After treatment regimen administration of patients, nasopharyngeal endoscopic evaluation, head and neck MRI scan, chest CT scan, and abdominal color Doppler ultrasound were scheduled per protocol at posttreatment every 3 months in the first 2 years and every 6 months after the first 2 years in case of suspected recurrence. Bone scan was scheduled once per year.
2.3. Statistical analysis
Treatment response and disease progression was analyzed 4 weeks after completion of radiotherapy (first f/u) and 3 months thereafter (second f/u). Treatment outcome/survival rates were evaluated using higher nonparametric statistics (Kaplan–Meier survival analysis/log-rank and Wilcoxon test, in which the log-rank test was used to compare survival curves). Progression-free survival was defined as time from start of radiation therapy until first event (ie, loco-regional relapse, distant metastases, and death). Accordingly, OS was calculated from the start of radiotherapy to the death event from any cause. All survival results were calculated from the day of the start of radiotherapy until the appearance of event or the time of last follow-up.
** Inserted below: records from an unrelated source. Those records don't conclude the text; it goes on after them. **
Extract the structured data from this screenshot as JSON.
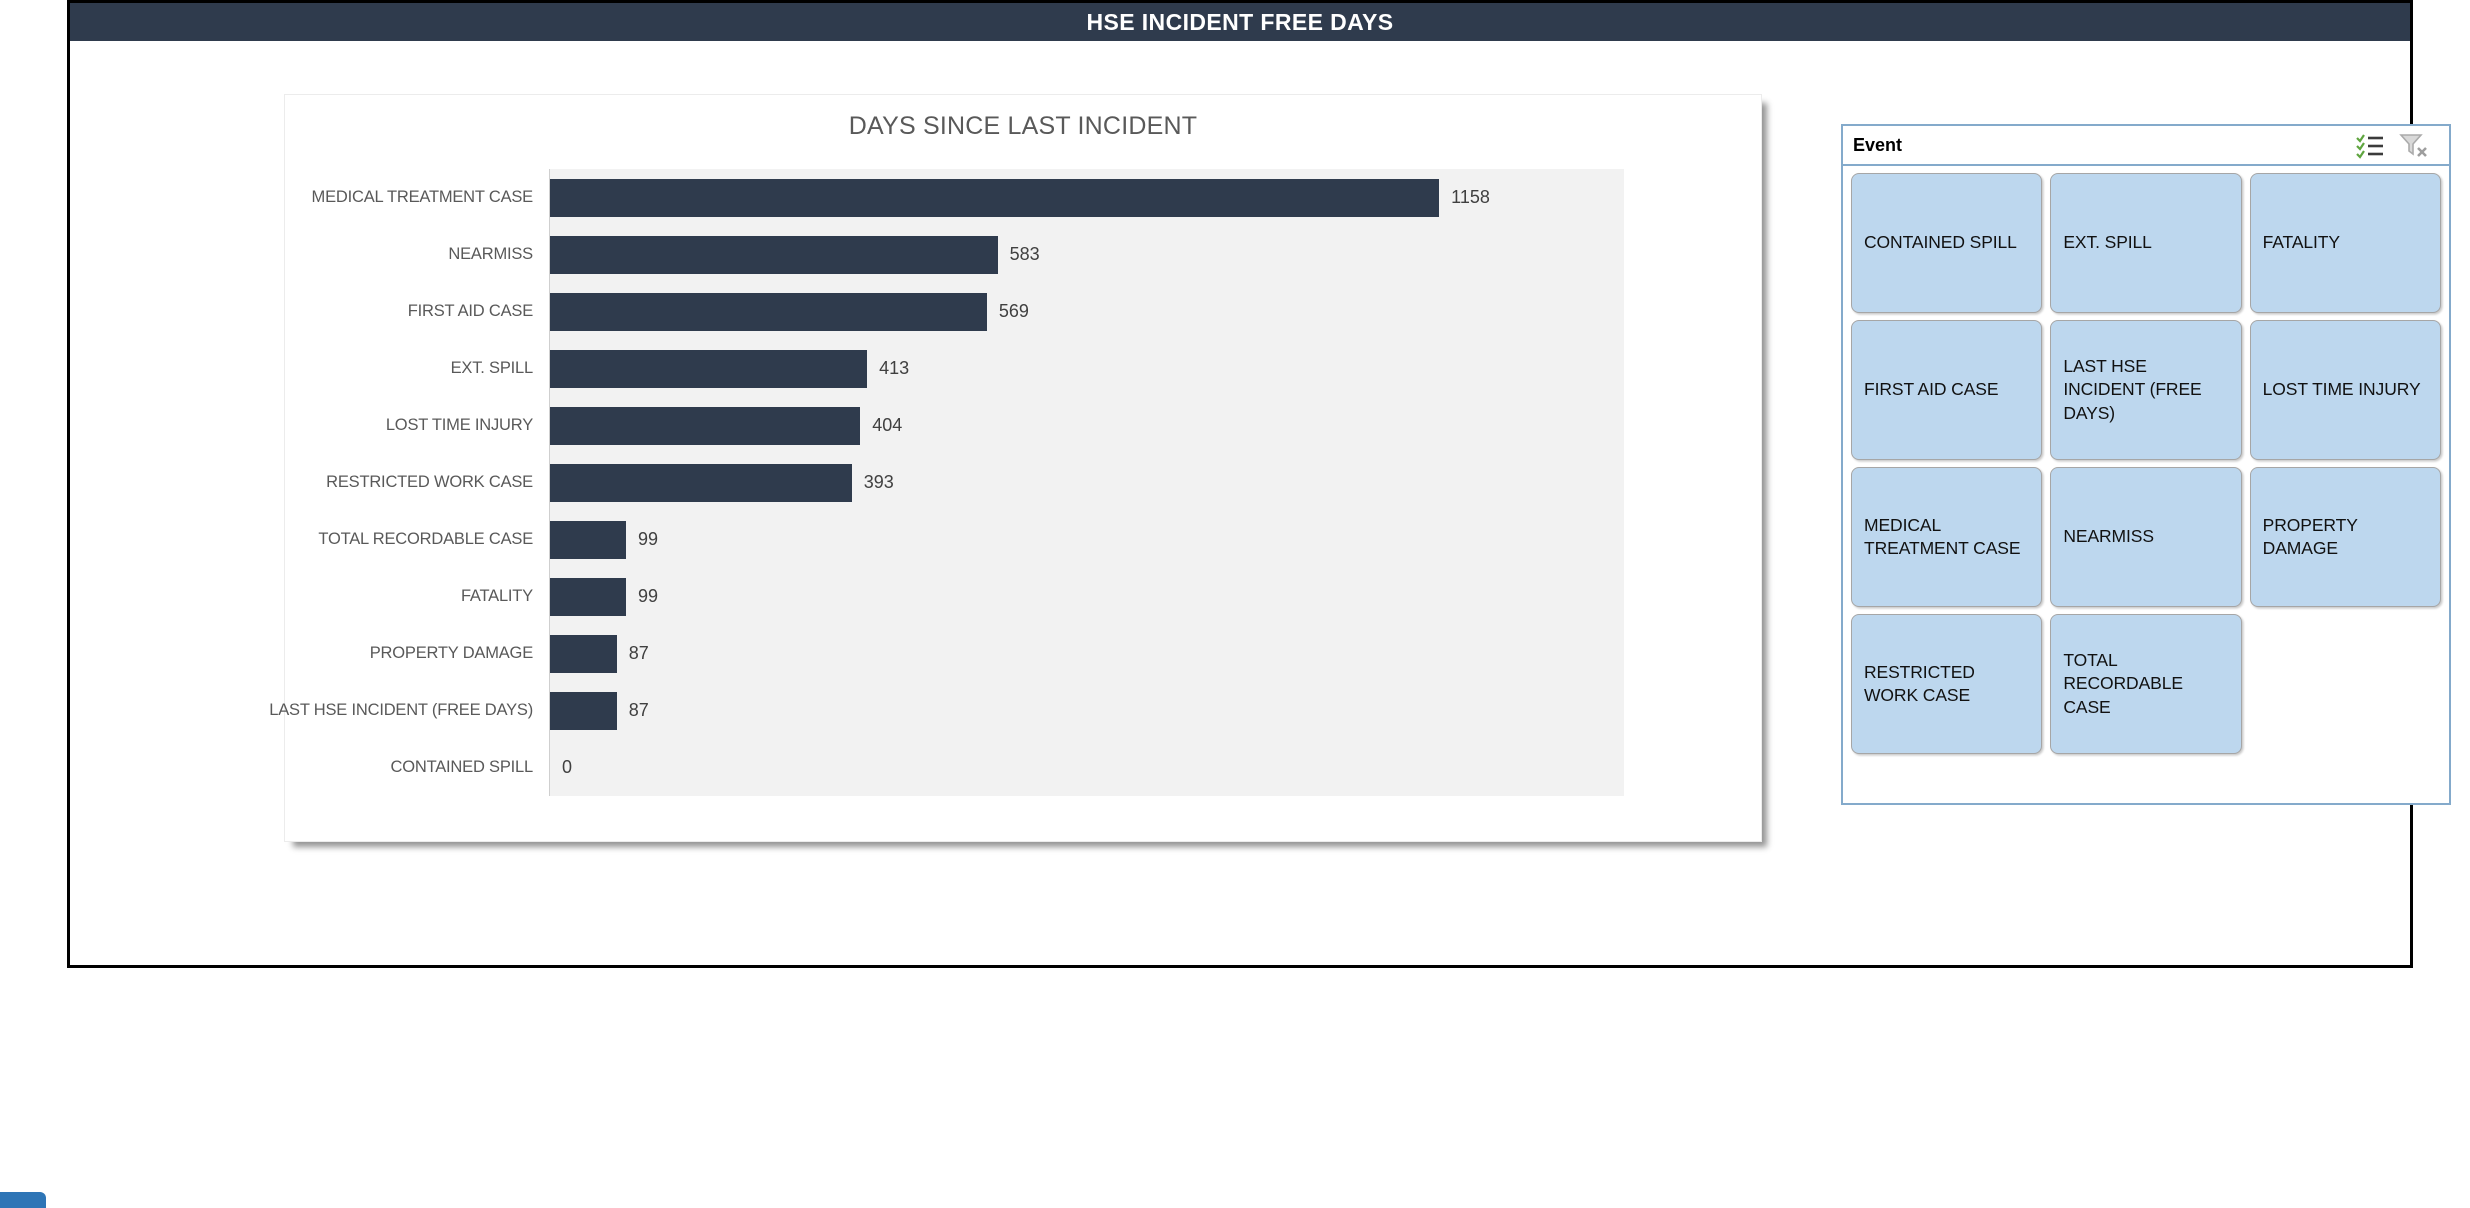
{
  "window": {
    "title_bar": "HSE INCIDENT FREE DAYS"
  },
  "chart": {
    "title": "DAYS SINCE LAST INCIDENT"
  },
  "chart_data": {
    "type": "bar",
    "orientation": "horizontal",
    "title": "DAYS SINCE LAST INCIDENT",
    "categories": [
      "MEDICAL TREATMENT CASE",
      "NEARMISS",
      "FIRST AID CASE",
      "EXT. SPILL",
      "LOST TIME INJURY",
      "RESTRICTED WORK CASE",
      "TOTAL RECORDABLE CASE",
      "FATALITY",
      "PROPERTY DAMAGE",
      "LAST HSE INCIDENT (FREE DAYS)",
      "CONTAINED SPILL"
    ],
    "values": [
      1158,
      583,
      569,
      413,
      404,
      393,
      99,
      99,
      87,
      87,
      0
    ],
    "xlabel": "",
    "ylabel": "",
    "xlim": [
      0,
      1400
    ],
    "grid": false,
    "data_labels": true,
    "legend": "none",
    "bar_color": "#2F3B4D",
    "plot_background": "#F2F2F2"
  },
  "slicer": {
    "title": "Event",
    "icons": {
      "multi_select": "multi-select-icon",
      "clear_filter": "clear-filter-icon"
    },
    "items": [
      "CONTAINED SPILL",
      "EXT. SPILL",
      "FATALITY",
      "FIRST AID CASE",
      "LAST HSE INCIDENT (FREE DAYS)",
      "LOST TIME INJURY",
      "MEDICAL TREATMENT CASE",
      "NEARMISS",
      "PROPERTY DAMAGE",
      "RESTRICTED WORK CASE",
      "TOTAL RECORDABLE CASE"
    ],
    "button_color": "#BDD7EE"
  },
  "colors": {
    "header_bg": "#2F3B4D",
    "header_text": "#FFFFFF",
    "chart_title_text": "#595959",
    "category_text": "#595959",
    "value_text": "#404040",
    "slicer_border": "#84AACB",
    "slicer_button_border": "#A6A6A6",
    "check_green": "#5FA53F"
  }
}
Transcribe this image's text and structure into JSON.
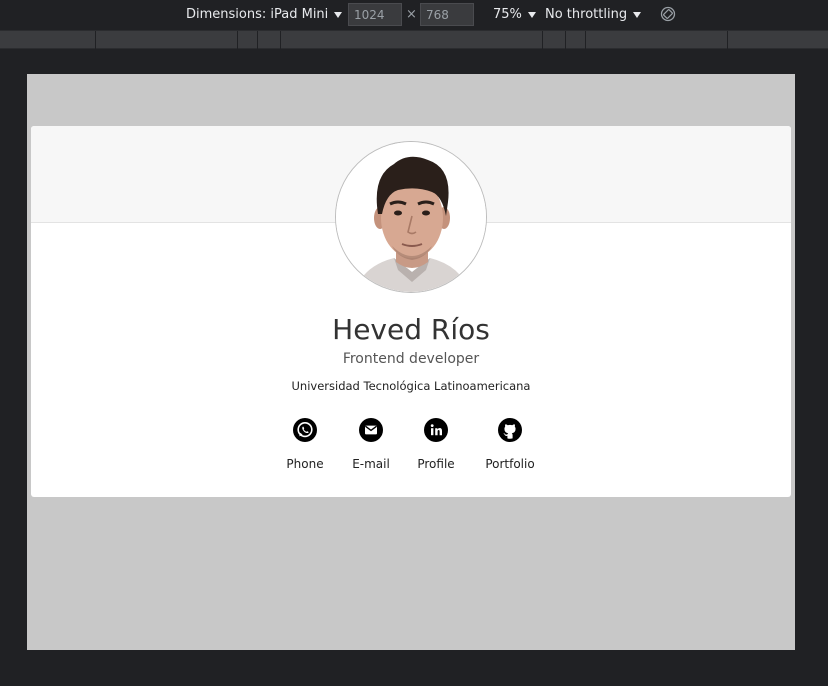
{
  "toolbar": {
    "dimensions_label": "Dimensions: iPad Mini",
    "width": "1024",
    "height": "768",
    "times": "×",
    "zoom": "75%",
    "throttling": "No throttling"
  },
  "profile": {
    "name": "Heved Ríos",
    "role": "Frontend developer",
    "organization": "Universidad Tecnológica Latinoamericana",
    "links": [
      {
        "label": "Phone",
        "icon": "whatsapp-icon"
      },
      {
        "label": "E-mail",
        "icon": "email-icon"
      },
      {
        "label": "Profile",
        "icon": "linkedin-icon"
      },
      {
        "label": "Portfolio",
        "icon": "github-icon"
      }
    ]
  },
  "colors": {
    "devtools_bg": "#202124",
    "viewport_bg": "#c8c8c8",
    "card_header_bg": "#f7f7f7",
    "icon": "#000000"
  }
}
Categorical variables were compared between patients who received BRT or CRT using the Paired rank sum test, both univariate (using Kaplan–Meier survival analysis) and multivariate analyses (using Cox regression) to determine the potential prognostic risk factors associated with disease-free survival and OS, in which the statistical value indicate how many times of increased risk of the advent of events. The adverse events (toxicity) were assessed based on clinical judgment and was documented using CTCAE 4.02. P value less than 0.05 was regarded that there was statistically significant difference between analyzed groups in all those tests described above. All statistical analyses were performed using SPSS statistical software version 22 (SPSS, Chicago, IL).
2.4. Ethics statement
This study was approved by the Institutional Review Board of West China Hospital, Sichuan University, China. The institutional review board stated that the written consents of patients were not required, because personal information of theses participants was not included. All participants were protected by using anonymized patient identification numbers.
3. Results
3.1. Patients characteristics
A total of 112 patients who received radiotherapy combined with cetuximab or cisplatin were enrolled into the study. In the 2 matched cohorts, there was no significant difference regarding the matched indicators, that is, age, tumor staging, gender, and ECOG scoring. The median ages of patients in the BRT and CRT groups were 46.2 (15–69) and 45.8 (16–67) months, respectively (P = 0.892). Patients in 2 comparison arms had a similar tumor stage and metastasis status of disease (P = 0.002). The median follow-up time was 55.4 (33–73)months in BRT arm and 56.2 (36–70)months in CRT arm, respectively. Patient basic characteristics were listed in Table 1.
Table 1.
3.2. Survival outcomes
In all, 9 of 56 patients in patients receiving BRT died, compared with 10 of 56 in patients receiving CRT. Differences in OS were not statistically significant, with 5-year actuarial rates of 79.5% for BRT and 79.3% for CRT (log-rank P = 0.797; Fig. 1A) and 3-year survival for 2 arms were 92.9% and 92.8%, respectively. Median survival was 66.8 months for BRT and was 67.3 months for CRT patients.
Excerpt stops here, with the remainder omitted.